Using this graph we can find <i>interpolated precision</i> for a recall value. As you can see in Fig. 1. by drawing horizontal line to left of each recall value and getting average of recall values rangeing from 0 to 1 by 0.1 steps. This creates another graph, which is more visually understandable. However, this is not enough for evaluation, since we generally want to have a single number summarizes the quality of our algorithm.

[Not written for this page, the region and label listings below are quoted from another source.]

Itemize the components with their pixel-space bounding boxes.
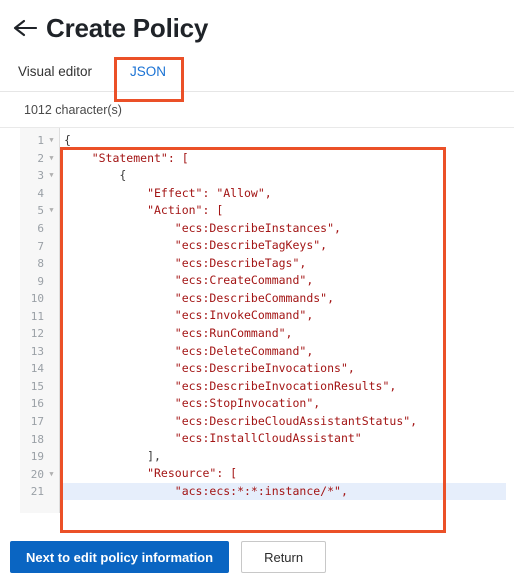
editor-code-line[interactable]: "ecs:DescribeInstances", <box>60 220 506 238</box>
editor-line-number: 13▼ <box>20 343 59 361</box>
page-header: Create Policy <box>0 0 514 48</box>
line-number-value: 17 <box>30 415 44 429</box>
editor-line-number: 20 ▼ <box>20 465 59 483</box>
chevron-down-icon[interactable]: ▼ <box>46 172 57 179</box>
line-number-value: 2 <box>37 151 44 165</box>
tab-json[interactable]: JSON <box>108 64 188 91</box>
chevron-down-icon[interactable]: ▼ <box>46 154 57 162</box>
editor-line-number: 1 ▼ <box>20 132 59 150</box>
editor-line-number: 18▼ <box>20 430 59 448</box>
editor-line-number: 3 ▼ <box>20 167 59 185</box>
editor-line-number: 4▼ <box>20 185 59 203</box>
line-number-value: 18 <box>30 432 44 446</box>
editor-code-line[interactable]: "Statement": [ <box>60 150 506 168</box>
line-number-value: 20 <box>30 467 44 481</box>
next-to-edit-policy-information-button[interactable]: Next to edit policy information <box>10 541 230 573</box>
line-number-value: 10 <box>30 292 44 306</box>
chevron-down-icon[interactable]: ▼ <box>46 207 57 214</box>
editor-code-line[interactable]: "ecs:DescribeInvocationResults", <box>60 378 506 396</box>
return-button[interactable]: Return <box>241 541 327 573</box>
editor-line-number: 21▼ <box>20 483 59 501</box>
editor-code-line[interactable]: "ecs:InstallCloudAssistant" <box>60 430 506 448</box>
editor-code-line[interactable]: "ecs:DescribeTags", <box>60 255 506 273</box>
editor-line-number: 12▼ <box>20 325 59 343</box>
editor-code-line[interactable]: ], <box>60 448 506 466</box>
character-count-label: 1012 character(s) <box>24 102 122 117</box>
editor-line-number: 14▼ <box>20 360 59 378</box>
editor-code-line[interactable]: { <box>60 167 506 185</box>
code-punctuation: { <box>64 168 127 183</box>
line-number-value: 9 <box>37 274 44 288</box>
chevron-down-icon[interactable]: ▼ <box>46 470 57 478</box>
editor-code-line[interactable]: "ecs:DescribeInvocations", <box>60 360 506 378</box>
line-number-value: 1 <box>37 134 44 148</box>
editor-code-line[interactable]: "ecs:StopInvocation", <box>60 395 506 413</box>
line-number-value: 19 <box>30 450 44 464</box>
line-number-value: 14 <box>30 362 44 376</box>
editor-code-line[interactable]: "ecs:CreateCommand", <box>60 272 506 290</box>
editor-code-line[interactable]: "ecs:DeleteCommand", <box>60 343 506 361</box>
editor-line-number: 17▼ <box>20 413 59 431</box>
editor-code-line[interactable]: "ecs:DescribeCloudAssistantStatus", <box>60 413 506 431</box>
line-number-value: 15 <box>30 379 44 393</box>
editor-line-number: 19▼ <box>20 448 59 466</box>
editor-line-number: 6▼ <box>20 220 59 238</box>
json-code-editor[interactable]: 1▼2▼3▼4▼5▼6▼7▼8▼9▼10▼11▼12▼13▼14▼15▼16▼1… <box>20 128 506 513</box>
editor-code-line[interactable]: "ecs:DescribeTagKeys", <box>60 237 506 255</box>
code-punctuation: ], <box>64 448 161 463</box>
editor-line-number: 8▼ <box>20 255 59 273</box>
editor-line-number: 11▼ <box>20 307 59 325</box>
footer-actions: Next to edit policy information Return <box>0 533 514 581</box>
line-number-value: 7 <box>37 239 44 253</box>
editor-code-line[interactable]: "acs:ecs:*:*:instance/*", <box>60 482 506 501</box>
tab-bar: Visual editor JSON <box>0 48 514 92</box>
line-number-value: 11 <box>30 309 44 323</box>
editor-line-number: 7▼ <box>20 237 59 255</box>
create-policy-page: Create Policy Visual editor JSON 1012 ch… <box>0 0 514 581</box>
page-title: Create Policy <box>46 13 209 43</box>
editor-line-number: 2 ▼ <box>20 150 59 168</box>
editor-code-line[interactable]: "ecs:DescribeCommands", <box>60 290 506 308</box>
tab-visual-editor[interactable]: Visual editor <box>18 64 108 91</box>
line-number-value: 12 <box>30 327 44 341</box>
editor-code-line[interactable]: "Resource": [ <box>60 465 506 483</box>
line-number-value: 21 <box>30 485 44 499</box>
line-number-value: 4 <box>37 186 44 200</box>
line-number-value: 3 <box>37 169 44 183</box>
arrow-left-icon[interactable] <box>12 15 38 41</box>
character-count-bar: 1012 character(s) <box>0 92 514 128</box>
line-number-value: 16 <box>30 397 44 411</box>
editor-line-number-gutter: 1▼2▼3▼4▼5▼6▼7▼8▼9▼10▼11▼12▼13▼14▼15▼16▼1… <box>20 128 60 513</box>
editor-code-area[interactable]: { "Statement": [ { "Effect": "Allow", "A… <box>60 128 506 513</box>
editor-code-line[interactable]: { <box>60 132 506 150</box>
line-number-value: 13 <box>30 344 44 358</box>
editor-code-line[interactable]: "ecs:InvokeCommand", <box>60 307 506 325</box>
editor-line-number: 16▼ <box>20 395 59 413</box>
editor-code-line[interactable]: "ecs:RunCommand", <box>60 325 506 343</box>
code-punctuation: { <box>64 133 71 147</box>
chevron-down-icon[interactable]: ▼ <box>46 137 57 144</box>
editor-code-line[interactable]: "Action": [ <box>60 202 506 220</box>
editor-code-line[interactable]: "Effect": "Allow", <box>60 185 506 203</box>
editor-line-number: 15▼ <box>20 378 59 396</box>
editor-line-number: 5 ▼ <box>20 202 59 220</box>
editor-line-number: 9▼ <box>20 272 59 290</box>
line-number-value: 5 <box>37 204 44 218</box>
editor-line-number: 10▼ <box>20 290 59 308</box>
line-number-value: 6 <box>37 222 44 235</box>
line-number-value: 8 <box>37 257 44 271</box>
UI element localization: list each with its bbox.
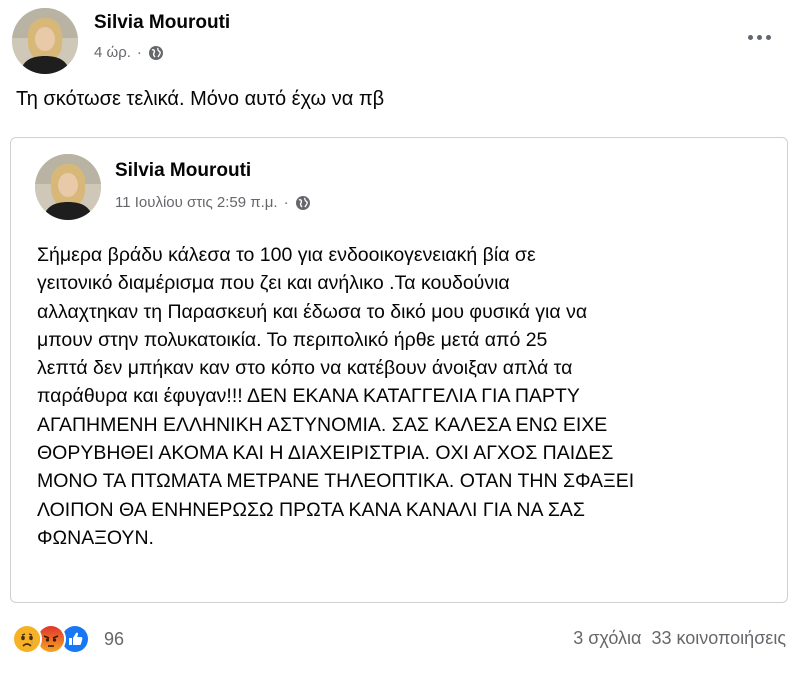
meta-separator: · xyxy=(136,44,142,61)
dot-icon xyxy=(756,34,762,40)
body-line: ΘΟΡΥΒΗΘΕΙ ΑΚΟΜΑ ΚΑΙ Η ΔΙΑΧΕΙΡΙΣΤΡΙΑ. ΟΧΙ… xyxy=(37,442,614,465)
reaction-count: 96 xyxy=(104,628,125,649)
body-line: ΑΓΑΠΗΜΕΝΗ ΕΛΛΗΝΙΚΗ ΑΣΤΥΝΟΜΙΑ. ΣΑΣ ΚΑΛΕΣΑ… xyxy=(37,413,608,436)
shares-count-link[interactable]: 33 κοινοποιήσεις xyxy=(651,628,786,649)
reactions-summary[interactable]: 96 xyxy=(12,624,124,654)
body-line: αλλαχτηκαν τη Παρασκευή και έδωσα το δικ… xyxy=(37,300,588,323)
shared-author-name[interactable]: Silvia Mourouti xyxy=(115,160,251,182)
shared-post-body: Σήμερα βράδυ κάλεσα το 100 για ενδοοικογ… xyxy=(37,241,777,552)
dot-icon xyxy=(747,34,753,40)
engagement-counts: 3 σχόλια 33 κοινοποιήσεις xyxy=(573,628,786,649)
body-line: γειτονικό διαμέρισμα που ζει και ανήλικο… xyxy=(37,272,510,295)
shared-post-meta: 11 Ιουλίου στις 2:59 π.μ. · xyxy=(115,194,311,211)
body-line: Σήμερα βράδυ κάλεσα το 100 για ενδοοικογ… xyxy=(37,244,536,266)
meta-separator: · xyxy=(283,194,289,211)
shared-post-card[interactable]: Silvia Mourouti 11 Ιουλίου στις 2:59 π.μ… xyxy=(10,137,788,603)
post-text: Τη σκότωσε τελικά. Μόνο αυτό έχω να πβ xyxy=(16,88,385,110)
author-avatar[interactable] xyxy=(12,8,78,74)
globe-icon[interactable] xyxy=(148,45,164,61)
body-line: λεπτά δεν μπήκαν καν στο κόπο να κατέβου… xyxy=(37,357,573,380)
sad-icon xyxy=(12,624,42,654)
body-line: παράθυρα και έφυγαν!!! ΔΕΝ ΕΚΑΝΑ ΚΑΤΑΓΓΕ… xyxy=(37,385,580,408)
body-line: ΦΩΝΑΞΟΥΝ. xyxy=(37,526,154,549)
post-meta: 4 ώρ. · xyxy=(94,44,164,61)
shared-post-timestamp[interactable]: 11 Ιουλίου στις 2:59 π.μ. xyxy=(115,194,278,211)
dot-icon xyxy=(765,34,771,40)
globe-icon[interactable] xyxy=(295,195,311,211)
body-line: ΛΟΙΠΟΝ ΘΑ ΕΝΗΝΕΡΩΣΩ ΠΡΩΤΑ ΚΑΝΑ ΚΑΝΑΛΙ ΓΙ… xyxy=(37,498,585,521)
facebook-post: Silvia Mourouti 4 ώρ. · Τη σκότωσε τελικ… xyxy=(0,0,800,683)
body-line: ΜΟΝΟ ΤΑ ΠΤΩΜΑΤΑ ΜΕΤΡΑΝΕ ΤΗΛΕΟΠΤΙΚΑ. ΟΤΑΝ… xyxy=(37,470,635,493)
author-name[interactable]: Silvia Mourouti xyxy=(94,12,230,34)
body-line: μπουν στην πολυκατοικία. Το περιπολικό ή… xyxy=(37,328,548,351)
shared-author-avatar[interactable] xyxy=(35,154,101,220)
more-options-button[interactable] xyxy=(742,26,776,48)
post-timestamp[interactable]: 4 ώρ. xyxy=(94,44,131,61)
comments-count-link[interactable]: 3 σχόλια xyxy=(573,628,641,649)
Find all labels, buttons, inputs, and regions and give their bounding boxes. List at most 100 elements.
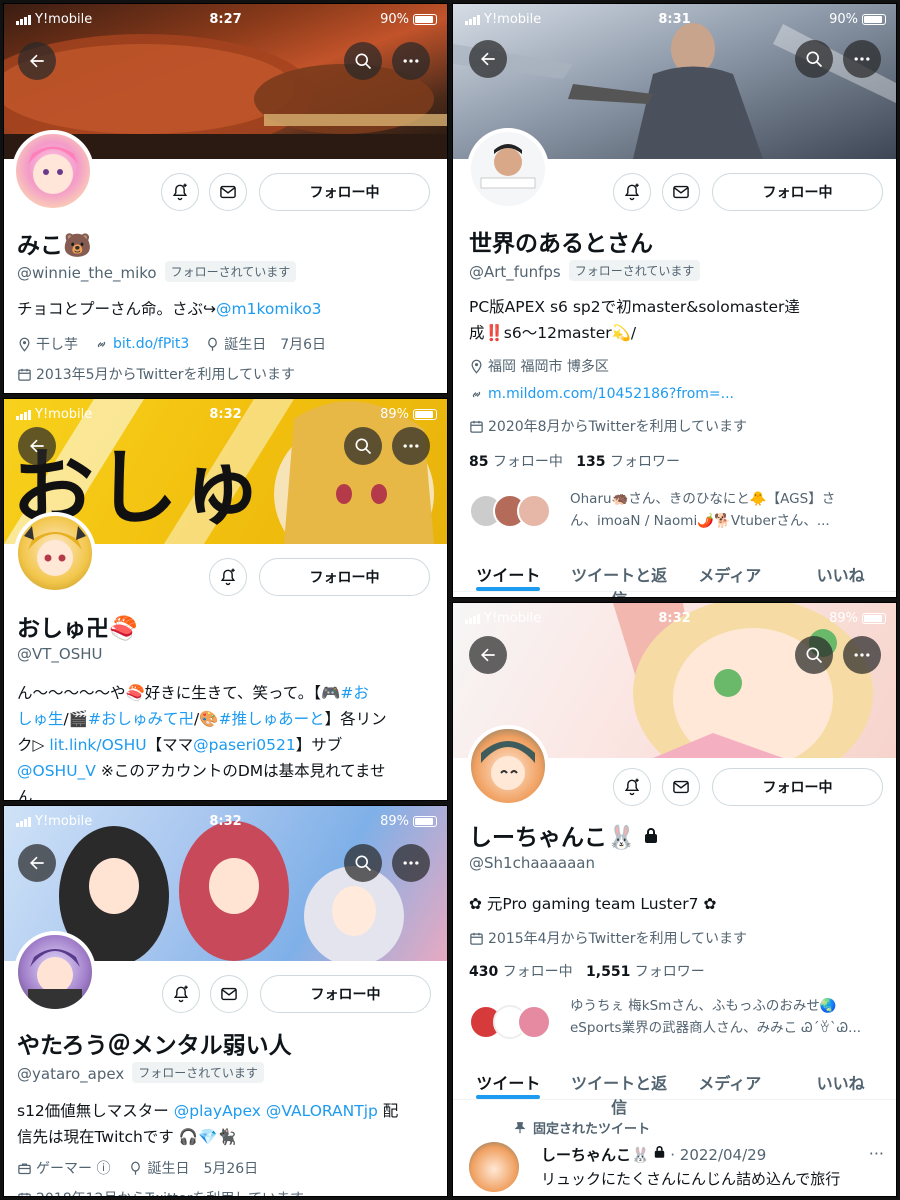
followers-stat[interactable]: 1,551 フォロワー bbox=[586, 964, 705, 980]
more-icon bbox=[854, 653, 870, 657]
following-button[interactable]: フォロー中 bbox=[259, 173, 430, 211]
joined-row: 2013年5月からTwitterを利用しています bbox=[17, 364, 295, 384]
following-stat[interactable]: 430 フォロー中 bbox=[469, 964, 573, 980]
bio-mention[interactable]: @paseri0521 bbox=[193, 736, 296, 754]
notifications-button[interactable] bbox=[161, 173, 199, 211]
avatar[interactable] bbox=[467, 128, 549, 210]
profile-name: しーちゃんこ🐰 bbox=[469, 825, 636, 851]
bio-mention[interactable]: @playApex bbox=[174, 1102, 261, 1120]
notifications-button[interactable] bbox=[209, 558, 247, 596]
back-button[interactable] bbox=[469, 40, 507, 78]
hashtag-link[interactable]: #お bbox=[340, 684, 369, 702]
avatar[interactable] bbox=[467, 725, 549, 807]
tweet-avatar[interactable] bbox=[469, 1142, 519, 1192]
notifications-button[interactable] bbox=[162, 975, 200, 1013]
more-icon bbox=[403, 861, 419, 865]
tab-tweets-replies[interactable]: ツイートと返信 bbox=[564, 550, 675, 597]
battery-icon bbox=[413, 14, 437, 25]
search-button[interactable] bbox=[795, 636, 833, 674]
tab-media[interactable]: メディア bbox=[675, 550, 786, 591]
followed-by-avatars[interactable] bbox=[469, 1005, 551, 1039]
tab-tweets-replies[interactable]: ツイートと返信 bbox=[564, 1058, 675, 1117]
tab-tweets[interactable]: ツイート bbox=[453, 550, 564, 591]
more-button[interactable] bbox=[392, 844, 430, 882]
hashtag-link[interactable]: #おしゅみて卍 bbox=[88, 710, 194, 728]
tweet-more-icon[interactable]: ··· bbox=[869, 1144, 884, 1163]
back-button[interactable] bbox=[18, 427, 56, 465]
more-button[interactable] bbox=[843, 40, 881, 78]
profile-handle-row: @Art_funfps フォローされています bbox=[469, 260, 701, 281]
following-button[interactable]: フォロー中 bbox=[712, 768, 883, 806]
back-button[interactable] bbox=[469, 636, 507, 674]
followed-by-avatars[interactable] bbox=[469, 494, 551, 528]
pinned-label-row: 固定されたツイート bbox=[513, 1118, 650, 1137]
search-button[interactable] bbox=[795, 40, 833, 78]
notifications-button[interactable] bbox=[613, 768, 651, 806]
following-button[interactable]: フォロー中 bbox=[260, 975, 431, 1013]
message-button[interactable] bbox=[209, 173, 247, 211]
more-icon bbox=[403, 59, 419, 63]
follow-stats: 430 フォロー中 1,551 フォロワー bbox=[469, 961, 705, 981]
notifications-button[interactable] bbox=[613, 173, 651, 211]
link-icon bbox=[97, 341, 106, 347]
bio-link[interactable]: lit.link/OSHU bbox=[49, 736, 146, 754]
bio-link[interactable]: @m1komiko3 bbox=[216, 300, 322, 318]
back-button[interactable] bbox=[18, 42, 56, 80]
search-button[interactable] bbox=[344, 42, 382, 80]
message-button[interactable] bbox=[210, 975, 248, 1013]
following-button[interactable]: フォロー中 bbox=[712, 173, 883, 211]
profile-panel-arto: Y!mobile 8:31 90% フォロー中 世界のあるとさん @Art_fu… bbox=[452, 3, 897, 598]
followers-stat[interactable]: 135 フォロワー bbox=[576, 454, 680, 470]
location-icon bbox=[19, 337, 30, 352]
message-button[interactable] bbox=[662, 173, 700, 211]
tweet-author: しーちゃんこ🐰 bbox=[541, 1146, 650, 1164]
balloon-icon bbox=[131, 1161, 141, 1175]
lock-icon bbox=[655, 1146, 665, 1158]
profile-handle: @Sh1chaaaaaan bbox=[469, 854, 595, 872]
tweet-date: · 2022/04/29 bbox=[670, 1146, 767, 1164]
search-icon bbox=[355, 855, 372, 872]
tab-tweets[interactable]: ツイート bbox=[453, 1058, 564, 1099]
profile-url[interactable]: m.mildom.com/10452186?from=... bbox=[488, 386, 734, 402]
following-stat[interactable]: 85 フォロー中 bbox=[469, 454, 563, 470]
profile-handle: @Art_funfps bbox=[469, 263, 561, 281]
following-button[interactable]: フォロー中 bbox=[259, 558, 430, 596]
search-button[interactable] bbox=[344, 844, 382, 882]
tab-likes[interactable]: いいね bbox=[785, 550, 896, 591]
url-row: m.mildom.com/10452186?from=... bbox=[469, 386, 734, 402]
profile-bio: PC版APEX s6 sp2で初master&solomaster達 成‼️s6… bbox=[469, 298, 800, 342]
profile-panel-shichanko: Y!mobile 8:32 89% フォロー中 しーちゃんこ🐰 @Sh1chaa… bbox=[452, 602, 897, 1197]
joined-text: 2018年12月からTwitterを利用しています bbox=[36, 1188, 304, 1196]
search-button[interactable] bbox=[344, 427, 382, 465]
profile-url[interactable]: bit.do/fPit3 bbox=[113, 336, 189, 352]
pinned-tweet[interactable]: 固定されたツイート しーちゃんこ🐰 · 2022/04/29 ··· リュックに… bbox=[453, 1108, 896, 1196]
arrow-left-icon bbox=[30, 856, 44, 870]
more-button[interactable] bbox=[392, 42, 430, 80]
status-bar: Y!mobile 8:32 89% bbox=[453, 603, 896, 633]
followed-by-text[interactable]: Oharu🦔さん、きのひなにと🐥【AGS】さ ん、imoaN / Naomi🌶️… bbox=[570, 488, 890, 532]
avatar[interactable] bbox=[12, 130, 94, 212]
followed-by-text[interactable]: ゆうちぇ 梅kSmさん、ふもっふのおみせ🌏 eSports業界の武器商人さん、み… bbox=[570, 995, 890, 1039]
back-button[interactable] bbox=[18, 844, 56, 882]
more-button[interactable] bbox=[392, 427, 430, 465]
bell-plus-icon bbox=[624, 183, 640, 201]
avatar[interactable] bbox=[14, 931, 96, 1013]
hashtag-link[interactable]: #推しゅあーと bbox=[219, 710, 325, 728]
avatar[interactable] bbox=[14, 512, 96, 594]
bio-mention[interactable]: @OSHU_V bbox=[17, 762, 96, 780]
search-icon bbox=[355, 53, 372, 70]
tab-likes[interactable]: いいね bbox=[785, 1058, 896, 1099]
profile-tabs: ツイート ツイートと返信 メディア いいね bbox=[453, 550, 896, 597]
bio-mention[interactable]: @VALORANTjp bbox=[266, 1102, 378, 1120]
profile-panel-oshu: おしゅ Y!mobile 8:32 89% フォロー中 おしゅ卍🍣 @VT_OS… bbox=[3, 398, 448, 801]
more-button[interactable] bbox=[843, 636, 881, 674]
tweet-text: リュックにたくさんにんじん詰め込んで旅行 bbox=[541, 1170, 841, 1188]
message-button[interactable] bbox=[662, 768, 700, 806]
joined-text: 2020年8月からTwitterを利用しています bbox=[488, 419, 748, 435]
search-icon bbox=[806, 51, 823, 68]
status-bar: Y!mobile 8:27 90% bbox=[4, 4, 447, 34]
tab-media[interactable]: メディア bbox=[675, 1058, 786, 1099]
balloon-icon bbox=[208, 337, 218, 351]
joined-text: 2015年4月からTwitterを利用しています bbox=[488, 931, 748, 947]
hashtag-link[interactable]: しゅ生 bbox=[17, 710, 64, 728]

More and more ways of evaluating has been discovered throught the years. The most prevalent method for evaluatio is <i>Mean Average Precision</i>(MAP). It is the average of average query precision for top k documents. It is calculated by this formula:

\begin{align}
    MAP(Q) = \frac {1}{|Q|} \sum_{j=1}^{|Q|} \frac{1}{m_j}\sum_{k=1}^{m_j}P(R_{jk})
\end{align}

where $Q$ is the set of queries that are going to be tested for ranking relevance, $R_{jk}$ is set of retrived k documents. In MAP, we only use the binary decisions like 1 for relevant 0 for nonrelevant. However if we have a continuous values between $[0,1]$, how could we evaluate that. Creating trashold might help but it would not take advantage of the continuous values. For this type of problem, researchers use <i>normalized discounted cumulative gsain</i> (NDCG). NDCG is calculated by this formula:

\begin{align}
    NDCG(Q) = \frac {1}{|Q|} \sum_{j=1}^{|Q|} Z_{kj}\sum_{m=1}^{k} \frac{2^{R(j,m)}-1}{\log_{2}(1+m)}
\end{align}


One other problem of evaluation is that the integrity of our test data. How to be sure that our test data is non-biased, while even the two expert can differ in what is relevant or not. To understand that we need a measure how much agreement between the experts. One of the method is kappa statistic.

\begin{align}
    kappa = \frac{P(A) - P(E)}{1-P(E)}
\end{align}

where $P(A)$ is the fraction of agreement between experts and $P(E)$ is the prbability of them being randomly agreeing same thing. A good kappa value would be between 0.67 and 0.8. If it is less than 0.67, we should not trust the test data. 

Challanging task in IR is not to find relevant data. We can find many relevant documants to a query, but on the first page results most of the documents would be redundant for user. This is the most challanging part of finding relevant documents to a query.